I wonder what happens if one of the signals in an always statement's sensitivity list changes before the always statement has completed?

Should the always statement get restarted?

Should the always statement get restarted after the first pass has completed?

Or should the sensitivity list get "de-activated" until the first pass has completed?

Does anybody know what the LRM says and what section in the LRM that deals with this issue?

Thanks for the response!

It is in line with how VCS behaves.

As far as I can tell, the consequence though is that an always statement is TOTALLY useless with regard to modeling of combinatorial logic.
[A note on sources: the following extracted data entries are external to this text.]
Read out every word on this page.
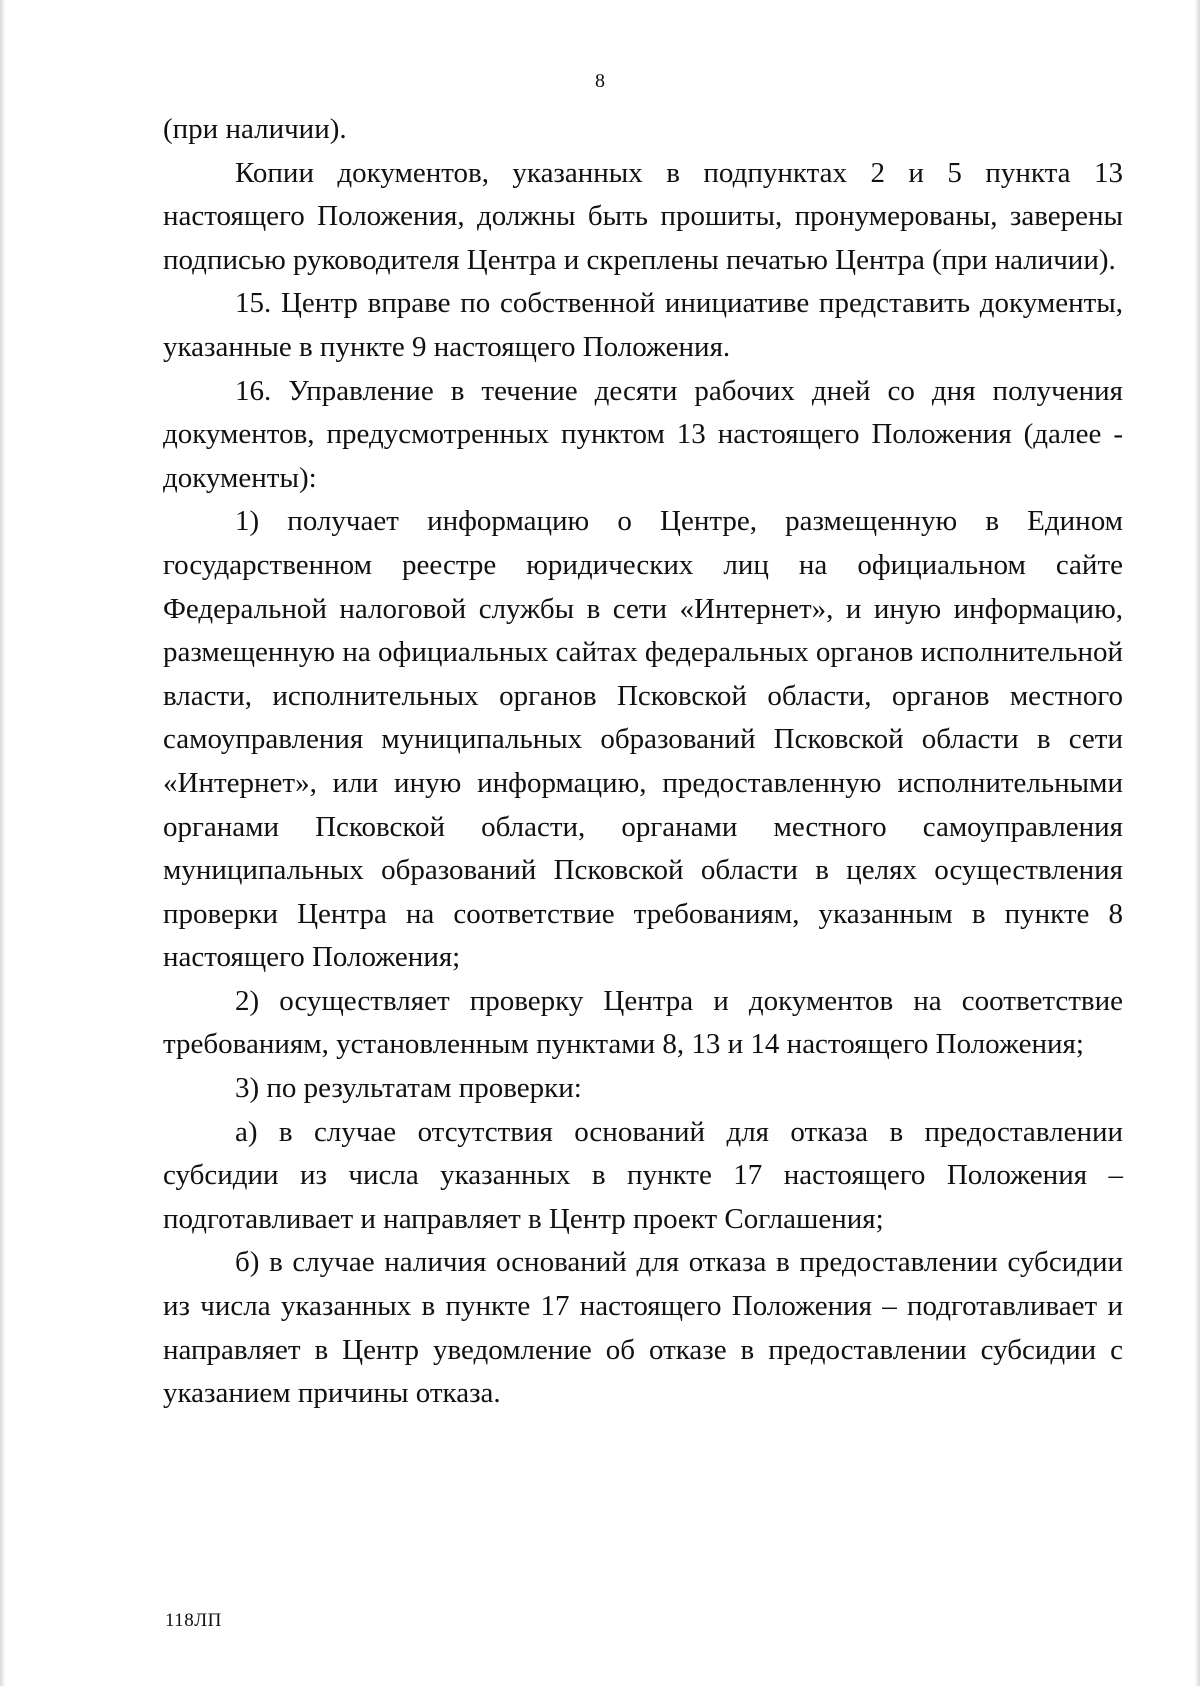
8

(при наличии).

Копии документов, указанных в подпунктах 2 и 5 пункта 13 настоящего Положения, должны быть прошиты, пронумерованы, заверены подписью руководителя Центра и скреплены печатью Центра (при наличии).

15. Центр вправе по собственной инициативе представить документы, указанные в пункте 9 настоящего Положения.

16. Управление в течение десяти рабочих дней со дня получения документов, предусмотренных пунктом 13 настоящего Положения (далее - документы):

1) получает информацию о Центре, размещенную в Едином государственном реестре юридических лиц на официальном сайте Федеральной налоговой службы в сети «Интернет», и иную информацию, размещенную на официальных сайтах федеральных органов исполнительной власти, исполнительных органов Псковской области, органов местного самоуправления муниципальных образований Псковской области в сети «Интернет», или иную информацию, предоставленную исполнительными органами Псковской области, органами местного самоуправления муниципальных образований Псковской области в целях осуществления проверки Центра на соответствие требованиям, указанным в пункте 8 настоящего Положения;

2) осуществляет проверку Центра и документов на соответствие требованиям, установленным пунктами 8, 13 и 14 настоящего Положения;

3) по результатам проверки:

а) в случае отсутствия оснований для отказа в предоставлении субсидии из числа указанных в пункте 17 настоящего Положения – подготавливает и направляет в Центр проект Соглашения;

б) в случае наличия оснований для отказа в предоставлении субсидии из числа указанных в пункте 17 настоящего Положения – подготавливает и направляет в Центр уведомление об отказе в предоставлении субсидии с указанием причины отказа.

118ЛП
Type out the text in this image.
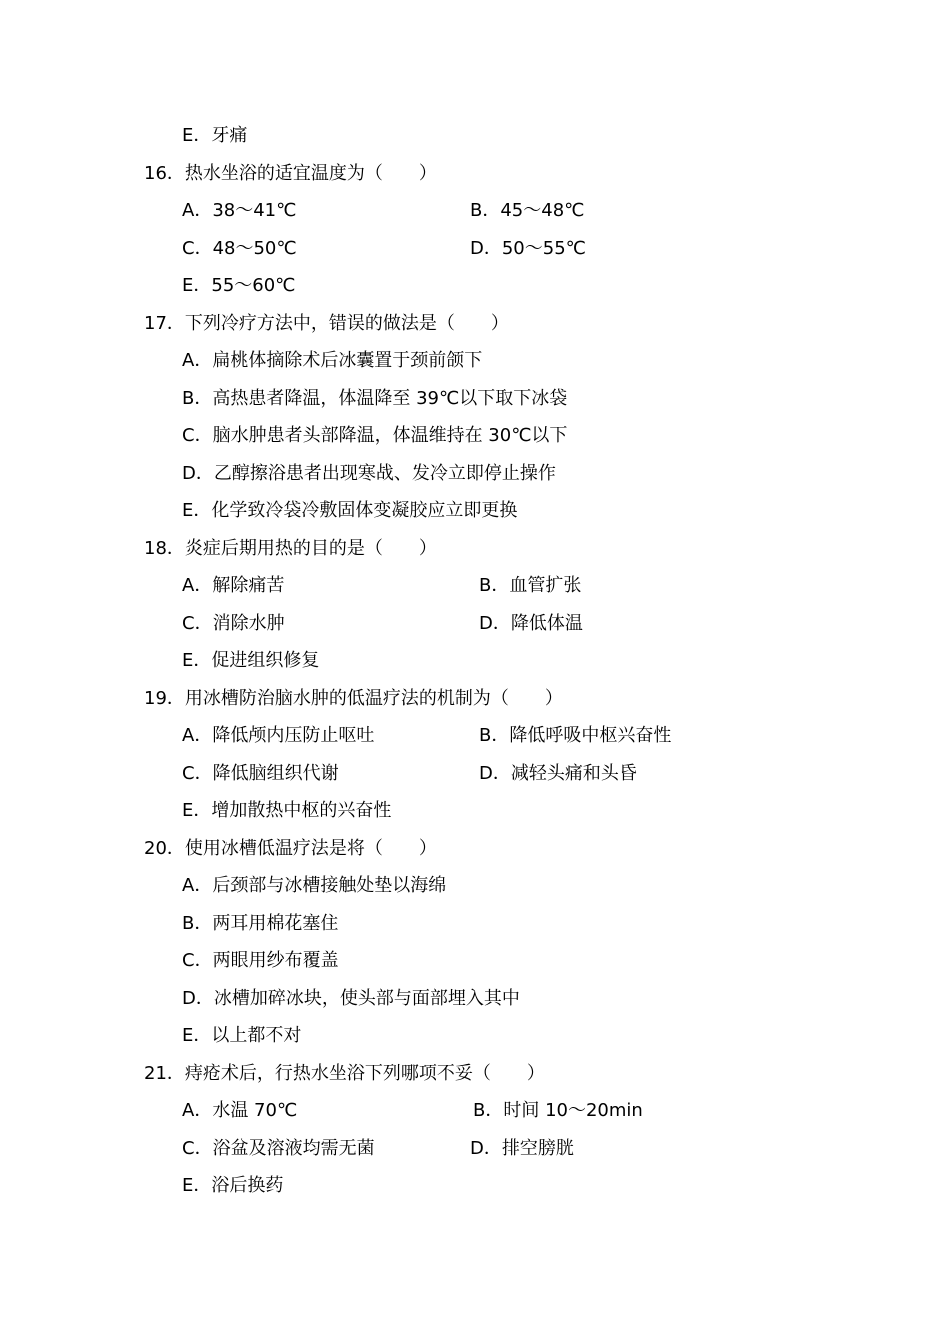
E．牙痛
16．热水坐浴的适宜温度为（　　）
A．38～41℃	B．45～48℃
C．48～50℃	D．50～55℃
E．55～60℃
17．下列冷疗方法中，错误的做法是（　　）
A．扁桃体摘除术后冰囊置于颈前颌下
B．高热患者降温，体温降至 39℃以下取下冰袋
C．脑水肿患者头部降温，体温维持在 30℃以下
D．乙醇擦浴患者出现寒战、发冷立即停止操作
E．化学致冷袋冷敷固体变凝胶应立即更换
18．炎症后期用热的目的是（　　）
A．解除痛苦	B．血管扩张
C．消除水肿	D．降低体温
E．促进组织修复
19．用冰槽防治脑水肿的低温疗法的机制为（　　）
A．降低颅内压防止呕吐	B．降低呼吸中枢兴奋性
C．降低脑组织代谢	D．减轻头痛和头昏
E．增加散热中枢的兴奋性
20．使用冰槽低温疗法是将（　　）
A．后颈部与冰槽接触处垫以海绵
B．两耳用棉花塞住
C．两眼用纱布覆盖
D．冰槽加碎冰块，使头部与面部埋入其中
E．以上都不对
21．痔疮术后，行热水坐浴下列哪项不妥（　　）
A．水温 70℃	B．时间 10～20min
C．浴盆及溶液均需无菌	D．排空膀胱
E．浴后换药
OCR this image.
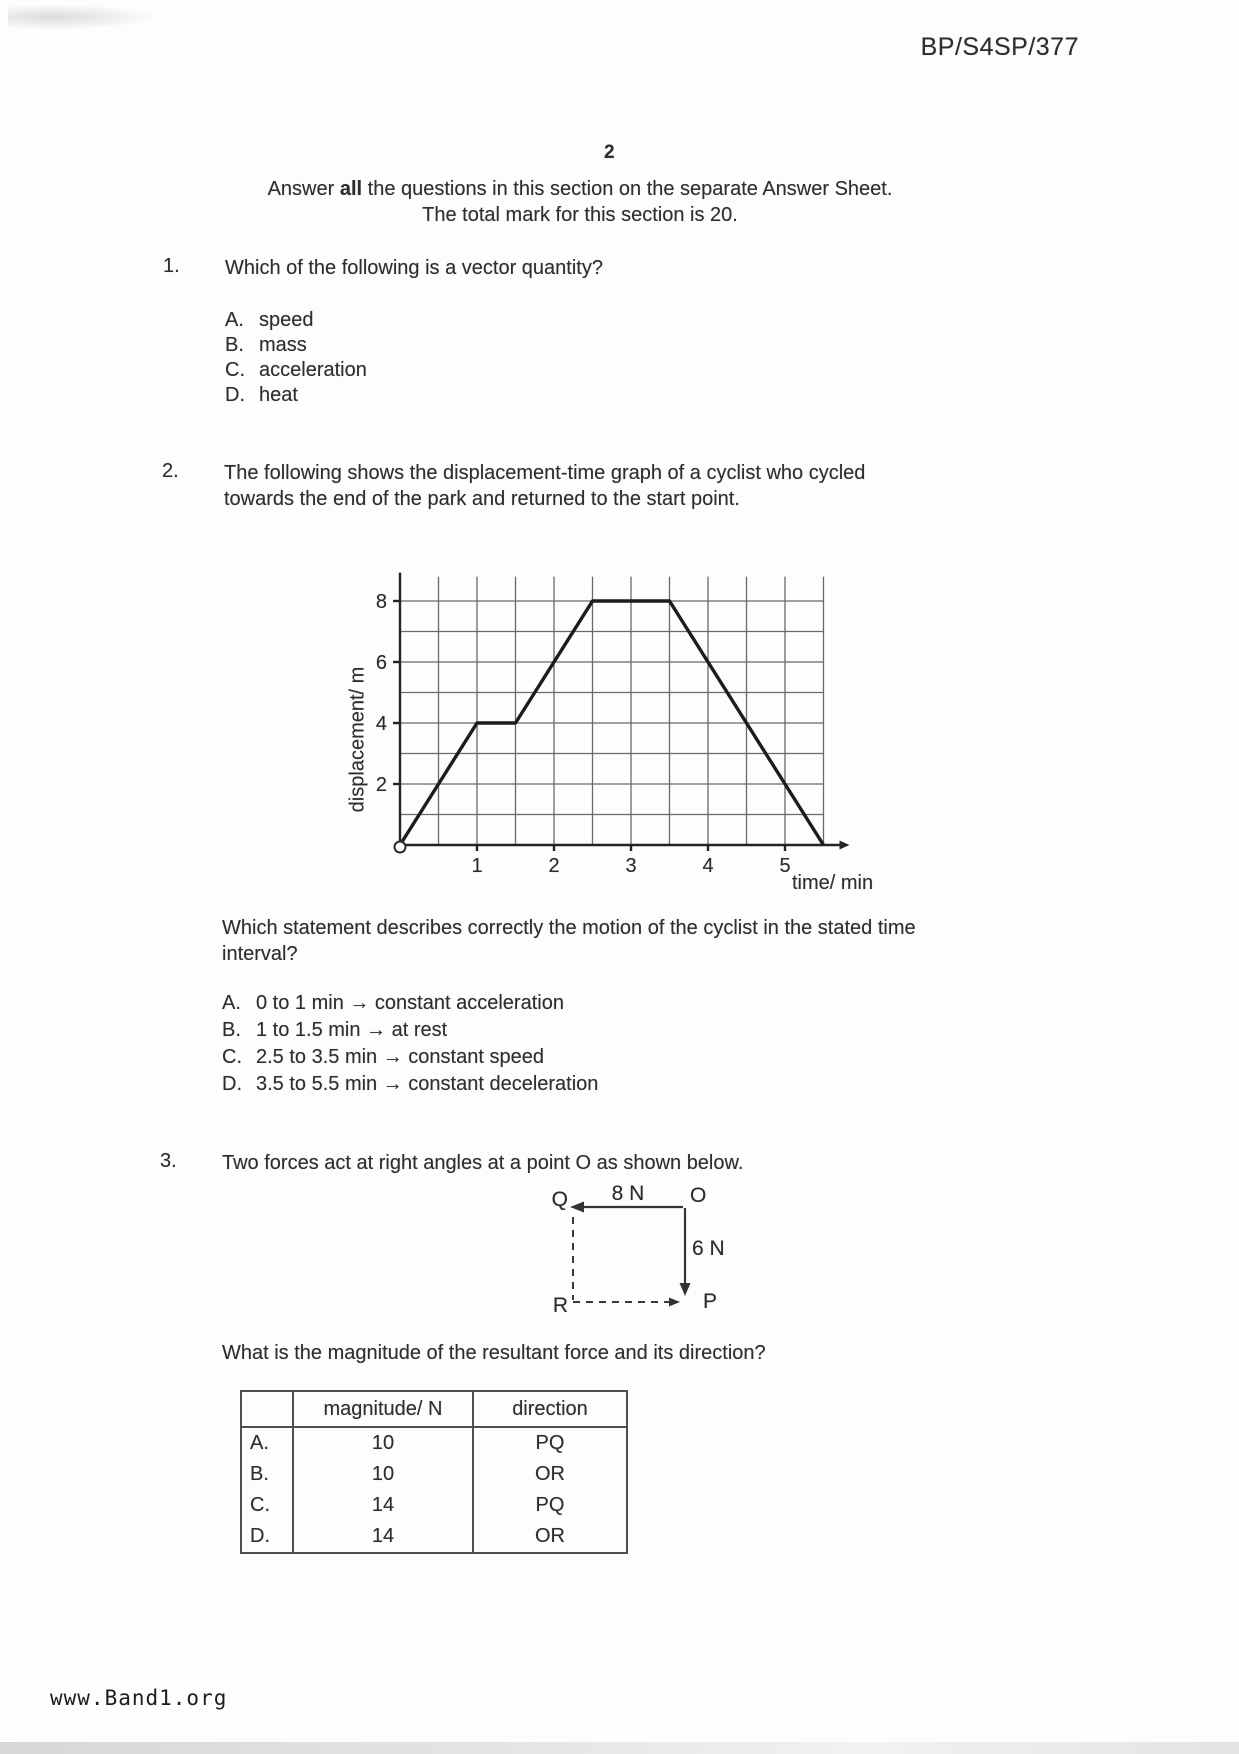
BP/S4SP/377
2
Answer all the questions in this section on the separate Answer Sheet.
The total mark for this section is 20.
1. Which of the following is a vector quantity?
A. speed
B. mass
C. acceleration
D. heat
2. The following shows the displacement-time graph of a cyclist who cycled towards the end of the park and returned to the start point.
2
4
6
8
1	2	3	4	5
displacement/ m
time/ min
Which statement describes correctly the motion of the cyclist in the stated time interval?
A. 0 to 1 min → constant acceleration
B. 1 to 1.5 min → at rest
C. 2.5 to 3.5 min → constant speed
D. 3.5 to 5.5 min → constant deceleration
3. Two forces act at right angles at a point O as shown below.
Q	O
8 N
6 N
R	P
What is the magnitude of the resultant force and its direction?
	magnitude/ N	direction
A.	10	PQ
B.	10	OR
C.	14	PQ
D.	14	OR
www.Band1.org
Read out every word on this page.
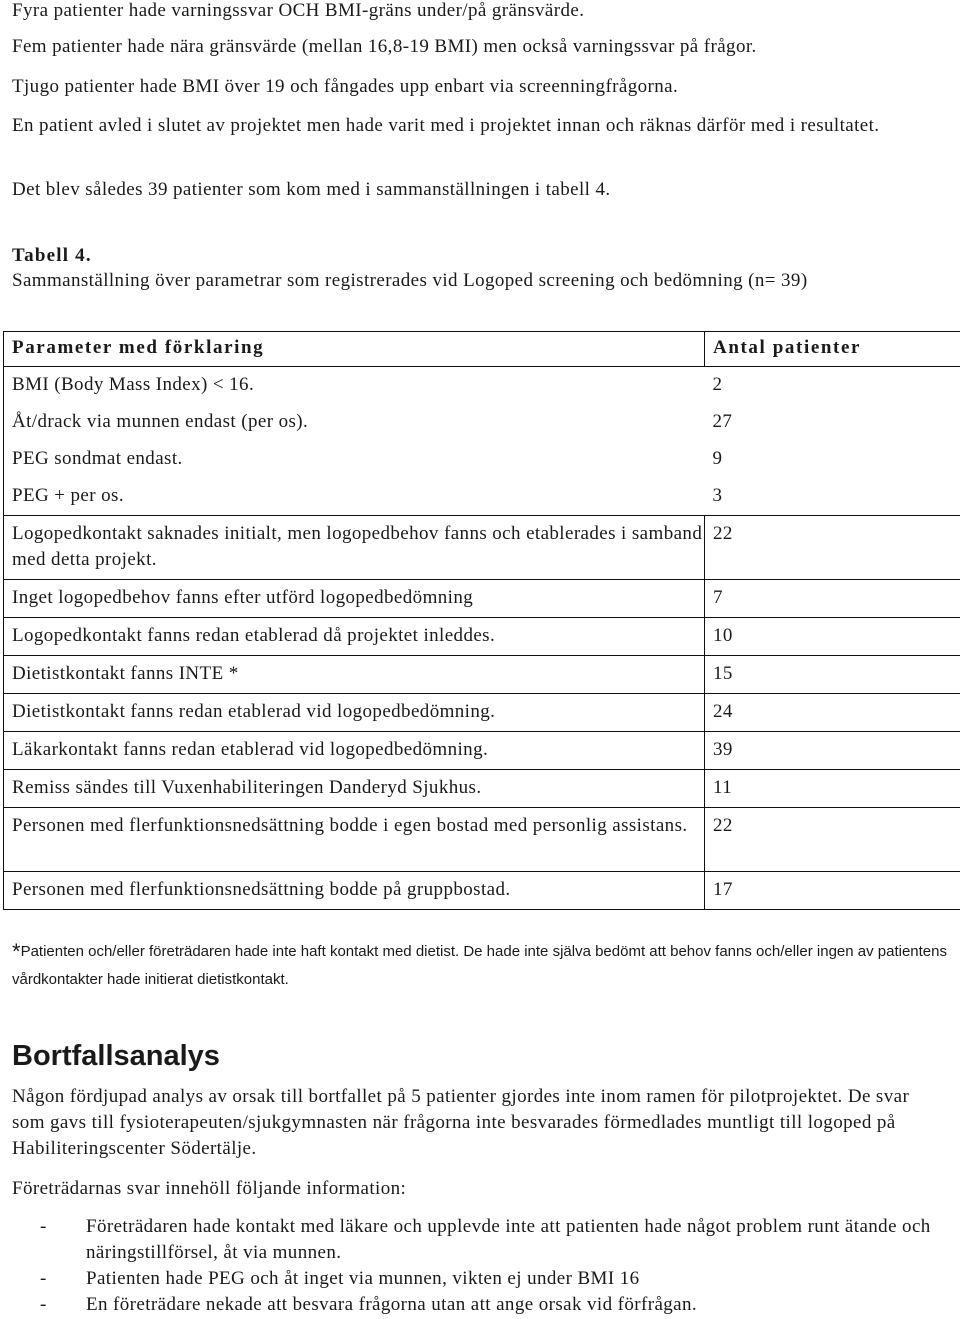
Fyra patienter hade varningssvar OCH BMI-gräns under/på gränsvärde.
Fem patienter hade nära gränsvärde (mellan 16,8-19 BMI) men också varningssvar på frågor.
Tjugo patienter hade BMI över 19 och fångades upp enbart via screenningfrågorna.
En patient avled i slutet av projektet men hade varit med i projektet innan och räknas därför med i resultatet.
Det blev således 39 patienter som kom med i sammanställningen i tabell 4.
Tabell 4.
Sammanställning över parametrar som registrerades vid Logoped screening och bedömning (n= 39)
Parameter med förklaring	Antal patienter
BMI (Body Mass Index) < 16.	2
Åt/drack via munnen endast (per os).	27
PEG sondmat endast.	9
PEG + per os.	3
Logopedkontakt saknades initialt, men logopedbehov fanns och etablerades i samband med detta projekt.	22
Inget logopedbehov fanns efter utförd logopedbedömning	7
Logopedkontakt fanns redan etablerad då projektet inleddes.	10
Dietistkontakt fanns INTE *	15
Dietistkontakt fanns redan etablerad vid logopedbedömning.	24
Läkarkontakt fanns redan etablerad vid logopedbedömning.	39
Remiss sändes till Vuxenhabiliteringen Danderyd Sjukhus.	11
Personen med flerfunktionsnedsättning bodde i egen bostad med personlig assistans.	22
Personen med flerfunktionsnedsättning bodde på gruppbostad.	17
*Patienten och/eller företrädaren hade inte haft kontakt med dietist. De hade inte själva bedömt att behov fanns och/eller ingen av patientens vårdkontakter hade initierat dietistkontakt.
Bortfallsanalys
Någon fördjupad analys av orsak till bortfallet på 5 patienter gjordes inte inom ramen för pilotprojektet. De svar som gavs till fysioterapeuten/sjukgymnasten när frågorna inte besvarades förmedlades muntligt till logoped på Habiliteringscenter Södertälje.
Företrädarnas svar innehöll följande information:
- Företrädaren hade kontakt med läkare och upplevde inte att patienten hade något problem runt ätande och näringstillförsel, åt via munnen.
- Patienten hade PEG och åt inget via munnen, vikten ej under BMI 16
- En företrädare nekade att besvara frågorna utan att ange orsak vid förfrågan.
Section 11.4.1. of the IEEE std 1364-2005 says: Statements within a begin-end block shall be executed in the order in which they appear in that begin-end block. Execution of statements in a particular begin-end block can be suspended in favor of other processes in the model.

Example (only to illustrate the uselessness of always statements):

always @(a) begin
 b = a;
 c = a;
end

Here we have an always statement that does not contain any delays.  The begin-end block will get executed in 0 time when activated.

I think most designers would expect "b" and "c" always to be equal. Maybe they'll change in different delta cycles, but after the simulation time is advanced they should be the same ... right? Otherwise, all behavioral code examples in all text books are wrong!

Now let's say "a" changes from "0"->"1", "b" is set to "1" and the simulator scheduler decides to suspend the process, it does something else that results in "a" going back to "0". Now when it comes back to the begin-end block (all in 0 time) it now assigns "0" to "c". And per your previous response (and I think you are right) the transition of "a" from "1" to "0" (the 2nd trigger) is ignored because it happen while the simulator was in the middle of the begin-end block. Thus we end up with "b" equal to "1" and "c" equal to "0".

Now obviously this only happens if
1) processing of the begin-end block is suspended -and-
2) "a" changes while the begin-end block is suspended -and-
3) triggers are ignored while processing of an always statement is suspended

If the always statement was re-triggered (on "a" going from "1" back to "0") we'd see a glitch on "b" (not different from real gates) but "b" and "c" would both be "0" (correct value) when the simulation time was advanced.

Thus my original question: Does a suspended always statement get re-triggered if a signal in its sensitivity list changes?

If the answer is NO then I believe always statements are TOTALLY useless per the example above with regard to modeling of combinatorial logic (even for DV).

And it does indeed look like the simulators from all the big EDA vendors work like illustrated above ... scary!!!

Likewise, if begin-end blocks w/o timing control aren't suspended we (RTL designers / DV engineers) wouldn't have a problem either ... but that is totally legal per the reference above.

I haven NOT be able to find it, but I 'd really like to know what the LRM (IEEE 1364-2005 ... I think the standard number has changed though) say about triggers that happens while an always statement is suspended ... could somebody point me to that section in the LRM ... that would be really great. Thanks a lot!